The Nifty MiniDrive is machined from aluminium and can easily be removed from your MacBook when required using a paper clip. So if you think it is something you could benefit from, jump over to the Kickstarter website now to make a pledge and help the Nifty MiniDrive become a reality. Whether you're at the office crunching numbers, or at home playing Angry Birds, the 12 inch slate can handle it all. If your MacBook Air has an intact screen and no water damage, you still might not  receive the entire $650.
And despite the 11-inch's diminutive proportions, the keyboard is the same size as its 13-inch cousin, so you make no compromise there, either.
It's higher-res but not Retina - and that's an important distinction to make - Retina display is not an option on either MacBook Air model. If the screen gets too cluttered, fire up Mission Control and create a second desktop space.
Inside the 11-inch MacBook Air is a 38-watt-hour battery, and inside the 13-inch is a 54-watt-hour battery. If there are infrequently used files that you've archived but you still want to keep, this may be an opportunity to offload to an external hard drive, server, or even cloud service. It also helps that the same company that makes the computer makes the operating system that runs on it, and the operating system is thoroughly optimized to take advantage of that hardware as best it can. But if you're willing to pony up $150 more, you can replace that processor with a faster 2.2 GHz dual-core Intel Core i7 processor instead. The i5 and i7 both sport "Turbo Boost" technology, which will automatically make the processor cores run faster when needed, for short bursts. Today's MacBook Airs offer smoother and better graphics performance all around, compared to their predecessor. The 11-inch MacBook Air is also a terrific computer for kids in school and college students looking for a lightweight, flexible system.

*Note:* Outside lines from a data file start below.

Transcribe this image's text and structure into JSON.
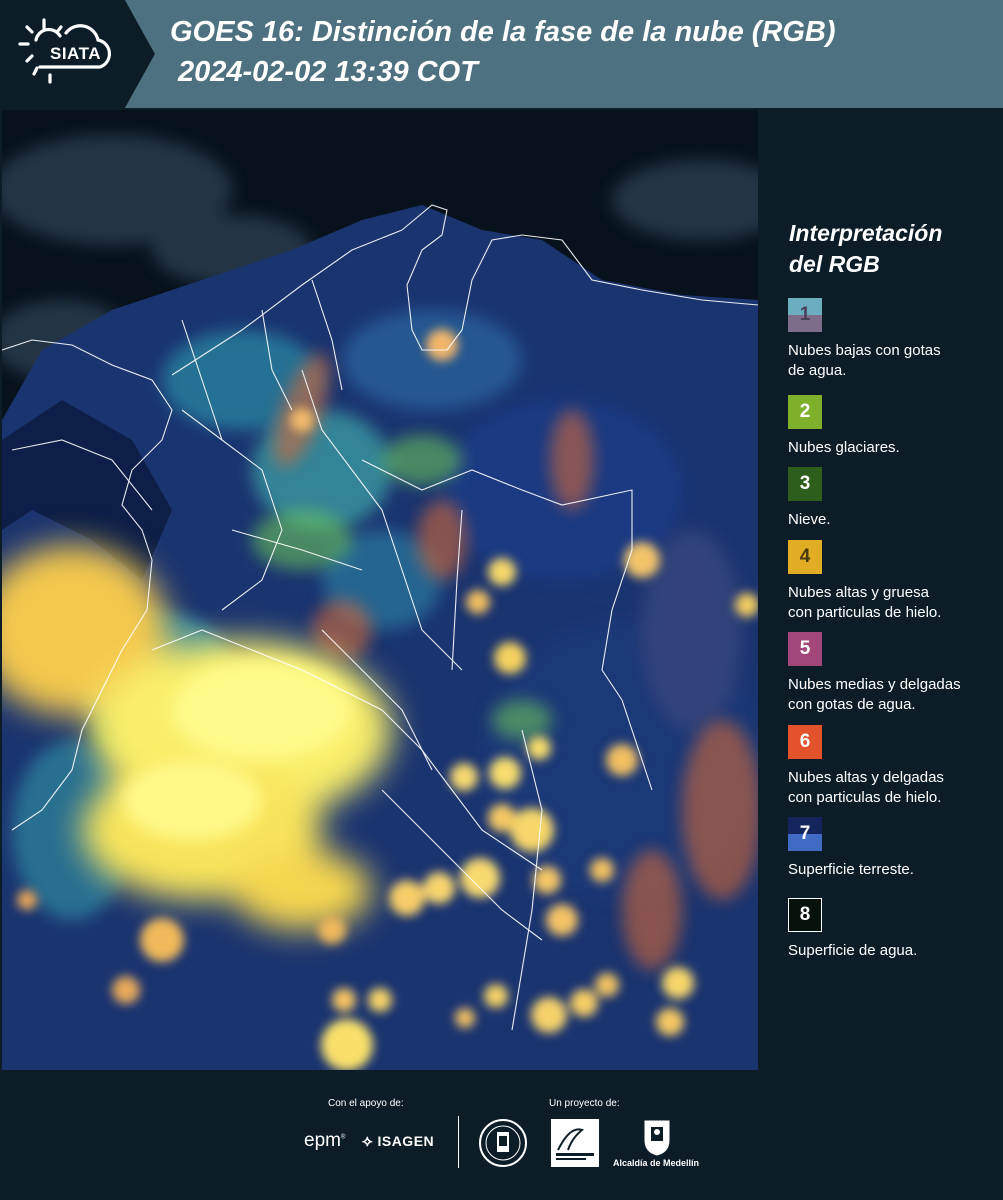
{
  "header": {
    "logo_text": "SIATA",
    "title_line1": "GOES 16: Distinción de la fase de la nube (RGB)",
    "title_line2": "2024-02-02 13:39 COT"
  },
  "legend": {
    "title_line1": "Interpretación",
    "title_line2": "del RGB",
    "items": [
      {
        "number": "1",
        "label_lines": [
          "Nubes bajas con gotas",
          "de agua."
        ],
        "color_top": "#6aaec0",
        "color_bottom": "#7e6d8a",
        "text_color": "#4a3f5a"
      },
      {
        "number": "2",
        "label_lines": [
          "Nubes glaciares."
        ],
        "color_top": "#7fb02c",
        "color_bottom": "#7fb02c",
        "text_color": "#ffffff"
      },
      {
        "number": "3",
        "label_lines": [
          "Nieve."
        ],
        "color_top": "#2e5e1c",
        "color_bottom": "#2e5e1c",
        "text_color": "#ffffff"
      },
      {
        "number": "4",
        "label_lines": [
          "Nubes altas y gruesa",
          "con particulas de hielo."
        ],
        "color_top": "#e1ad24",
        "color_bottom": "#e1ad24",
        "text_color": "#4a3a10"
      },
      {
        "number": "5",
        "label_lines": [
          "Nubes medias y delgadas",
          "con gotas de agua."
        ],
        "color_top": "#a24779",
        "color_bottom": "#a24779",
        "text_color": "#ffffff"
      },
      {
        "number": "6",
        "label_lines": [
          "Nubes altas y delgadas",
          "con particulas de hielo."
        ],
        "color_top": "#e2522b",
        "color_bottom": "#e2522b",
        "text_color": "#ffffff"
      },
      {
        "number": "7",
        "label_lines": [
          "Superficie terreste."
        ],
        "color_top": "#14255e",
        "color_bottom": "#3f6bc4",
        "text_color": "#ffffff"
      },
      {
        "number": "8",
        "label_lines": [
          "Superficie de agua."
        ],
        "color_top": "#08120c",
        "color_bottom": "#08120c",
        "text_color": "#ffffff"
      }
    ]
  },
  "footer": {
    "support_label": "Con el apoyo de:",
    "project_label": "Un proyecto de:",
    "sponsor_1": "epm",
    "sponsor_2": "ISAGEN",
    "partner_3": "Alcaldía de Medellín"
  }
}
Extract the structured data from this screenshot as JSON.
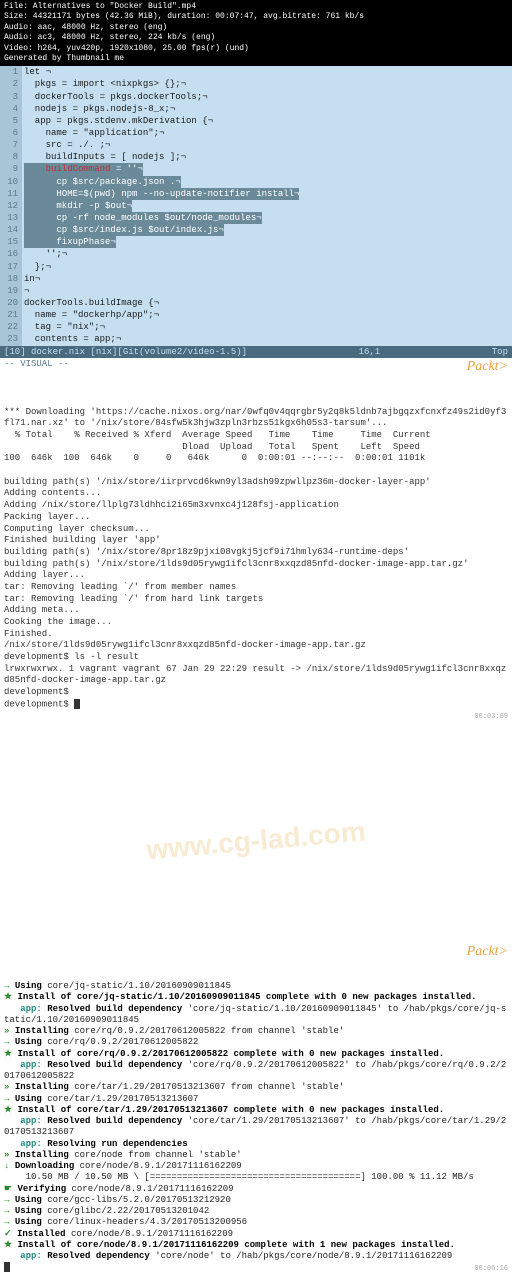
{
  "video_meta": {
    "line1": "File: Alternatives to \"Docker Build\".mp4",
    "line2": "Size: 44321171 bytes (42.36 MiB), duration: 00:07:47, avg.bitrate: 761 kb/s",
    "line3": "Audio: aac, 48000 Hz, stereo (eng)",
    "line4": "Audio: ac3, 48000 Hz, stereo, 224 kb/s (eng)",
    "line5": "Video: h264, yuv420p, 1920x1080, 25.00 fps(r) (und)",
    "line6": "Generated by Thumbnail me"
  },
  "editor": {
    "lines": [
      {
        "n": "1",
        "t": "let ¬"
      },
      {
        "n": "2",
        "t": "  pkgs = import <nixpkgs> {};¬"
      },
      {
        "n": "3",
        "t": "  dockerTools = pkgs.dockerTools;¬"
      },
      {
        "n": "4",
        "t": "  nodejs = pkgs.nodejs-8_x;¬"
      },
      {
        "n": "5",
        "t": "  app = pkgs.stdenv.mkDerivation {¬"
      },
      {
        "n": "6",
        "t": "    name = \"application\";¬"
      },
      {
        "n": "7",
        "t": "    src = ./. ;¬"
      },
      {
        "n": "8",
        "t": "    buildInputs = [ nodejs ];¬"
      },
      {
        "n": "9",
        "t": "    buildCommand = ''¬",
        "sel": true,
        "red": "buildCommand"
      },
      {
        "n": "10",
        "t": "      cp $src/package.json .¬",
        "sel": true
      },
      {
        "n": "11",
        "t": "      HOME=$(pwd) npm --no-update-notifier install¬",
        "sel": true
      },
      {
        "n": "12",
        "t": "      mkdir -p $out¬",
        "sel": true
      },
      {
        "n": "13",
        "t": "      cp -rf node_modules $out/node_modules¬",
        "sel": true
      },
      {
        "n": "14",
        "t": "      cp $src/index.js $out/index.js¬",
        "sel": true
      },
      {
        "n": "15",
        "t": "      fixupPhase¬",
        "sel": true
      },
      {
        "n": "16",
        "t": "    '';¬"
      },
      {
        "n": "17",
        "t": "  };¬"
      },
      {
        "n": "18",
        "t": "in¬"
      },
      {
        "n": "19",
        "t": "¬"
      },
      {
        "n": "20",
        "t": "dockerTools.buildImage {¬"
      },
      {
        "n": "21",
        "t": "  name = \"dockerhp/app\";¬"
      },
      {
        "n": "22",
        "t": "  tag = \"nix\";¬"
      },
      {
        "n": "23",
        "t": "  contents = app;¬"
      }
    ],
    "statusbar_left": "[10] docker.nix [nix][Git(volume2/video-1.5)]",
    "statusbar_mid": "16,1",
    "statusbar_right": "Top",
    "mode": "-- VISUAL --"
  },
  "terminal1": {
    "packt": "Packt>",
    "lines": [
      "",
      "*** Downloading 'https://cache.nixos.org/nar/0wfq0v4qqrgbr5y2q8k5ldnb7ajbgqzxfcnxfz49s2id0yf3fl71.nar.xz' to '/nix/store/84sfw5k3hjw3zpln3rbzs51kgx6h05s3-tarsum'...",
      "  % Total    % Received % Xferd  Average Speed   Time    Time     Time  Current",
      "                                 Dload  Upload   Total   Spent    Left  Speed",
      "100  646k  100  646k    0     0   646k      0  0:00:01 --:--:--  0:00:01 1101k",
      "",
      "building path(s) '/nix/store/iirprvcd6kwn9yl3adsh99zpwllpz36m-docker-layer-app'",
      "Adding contents...",
      "Adding /nix/store/llplg73ldhhci2i65m3xvnxc4j128fsj-application",
      "Packing layer...",
      "Computing layer checksum...",
      "Finished building layer 'app'",
      "building path(s) '/nix/store/8pr18z9pjxi08vgkj5jcf9i71hmly634-runtime-deps'",
      "building path(s) '/nix/store/1lds9d05rywg1ifcl3cnr8xxqzd85nfd-docker-image-app.tar.gz'",
      "Adding layer...",
      "tar: Removing leading `/' from member names",
      "tar: Removing leading `/' from hard link targets",
      "Adding meta...",
      "Cooking the image...",
      "Finished.",
      "/nix/store/1lds9d05rywg1ifcl3cnr8xxqzd85nfd-docker-image-app.tar.gz",
      "development$ ls -l result",
      "lrwxrwxrwx. 1 vagrant vagrant 67 Jan 29 22:29 result -> /nix/store/1lds9d05rywg1ifcl3cnr8xxqzd85nfd-docker-image-app.tar.gz",
      "development$ ",
      "development$ "
    ],
    "timestamp": "00:03:09"
  },
  "watermark": "www.cg-lad.com",
  "hab": {
    "packt": "Packt>",
    "lines": [
      {
        "p": "→ ",
        "a": "Using",
        "t": " core/jq-static/1.10/20160909011845"
      },
      {
        "p": "★ ",
        "a": "Install of core/jq-static/1.10/20160909011845 complete with 0 new packages installed.",
        "t": ""
      },
      {
        "p": "   ",
        "app": "app:",
        "a": " Resolved build dependency",
        "t": " 'core/jq-static/1.10/20160909011845' to /hab/pkgs/core/jq-static/1.10/20160909011845"
      },
      {
        "p": "» ",
        "a": "Installing",
        "t": " core/rq/0.9.2/20170612005822 from channel 'stable'"
      },
      {
        "p": "→ ",
        "a": "Using",
        "t": " core/rq/0.9.2/20170612005822"
      },
      {
        "p": "★ ",
        "a": "Install of core/rq/0.9.2/20170612005822 complete with 0 new packages installed.",
        "t": ""
      },
      {
        "p": "   ",
        "app": "app:",
        "a": " Resolved build dependency",
        "t": " 'core/rq/0.9.2/20170612005822' to /hab/pkgs/core/rq/0.9.2/20170612005822"
      },
      {
        "p": "» ",
        "a": "Installing",
        "t": " core/tar/1.29/20170513213607 from channel 'stable'"
      },
      {
        "p": "→ ",
        "a": "Using",
        "t": " core/tar/1.29/20170513213607"
      },
      {
        "p": "★ ",
        "a": "Install of core/tar/1.29/20170513213607 complete with 0 new packages installed.",
        "t": ""
      },
      {
        "p": "   ",
        "app": "app:",
        "a": " Resolved build dependency",
        "t": " 'core/tar/1.29/20170513213607' to /hab/pkgs/core/tar/1.29/20170513213607"
      },
      {
        "p": "   ",
        "app": "app:",
        "a": " Resolving run dependencies",
        "t": ""
      },
      {
        "p": "» ",
        "a": "Installing",
        "t": " core/node from channel 'stable'"
      },
      {
        "p": "↓ ",
        "a": "Downloading",
        "t": " core/node/8.9.1/20171116162209"
      },
      {
        "p": "    ",
        "a": "",
        "t": "10.50 MB / 10.50 MB \\ [=======================================] 100.00 % 11.12 MB/s"
      },
      {
        "p": "☛ ",
        "a": "Verifying",
        "t": " core/node/8.9.1/20171116162209"
      },
      {
        "p": "→ ",
        "a": "Using",
        "t": " core/gcc-libs/5.2.0/20170513212920"
      },
      {
        "p": "→ ",
        "a": "Using",
        "t": " core/glibc/2.22/20170513201042"
      },
      {
        "p": "→ ",
        "a": "Using",
        "t": " core/linux-headers/4.3/20170513200956"
      },
      {
        "p": "✓ ",
        "a": "Installed",
        "t": " core/node/8.9.1/20171116162209"
      },
      {
        "p": "★ ",
        "a": "Install of core/node/8.9.1/20171116162209 complete with 1 new packages installed.",
        "t": ""
      },
      {
        "p": "   ",
        "app": "app:",
        "a": " Resolved dependency",
        "t": " 'core/node' to /hab/pkgs/core/node/8.9.1/20171116162209"
      }
    ],
    "timestamp": "00:06:16"
  }
}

That undoubtedly helps the MacBook Air with its amazing battery life, but it also puts it at a disadvantage for users looking for the best-quality graphics and text reproduction on their laptop. The MacBook Air you trade in needs to be in working condition (no water damage, no cracked screen), the trade-in must take place at a Microsoft store, and the money you receive for the trade can only be used toward the purchase of a Surface Pro 3.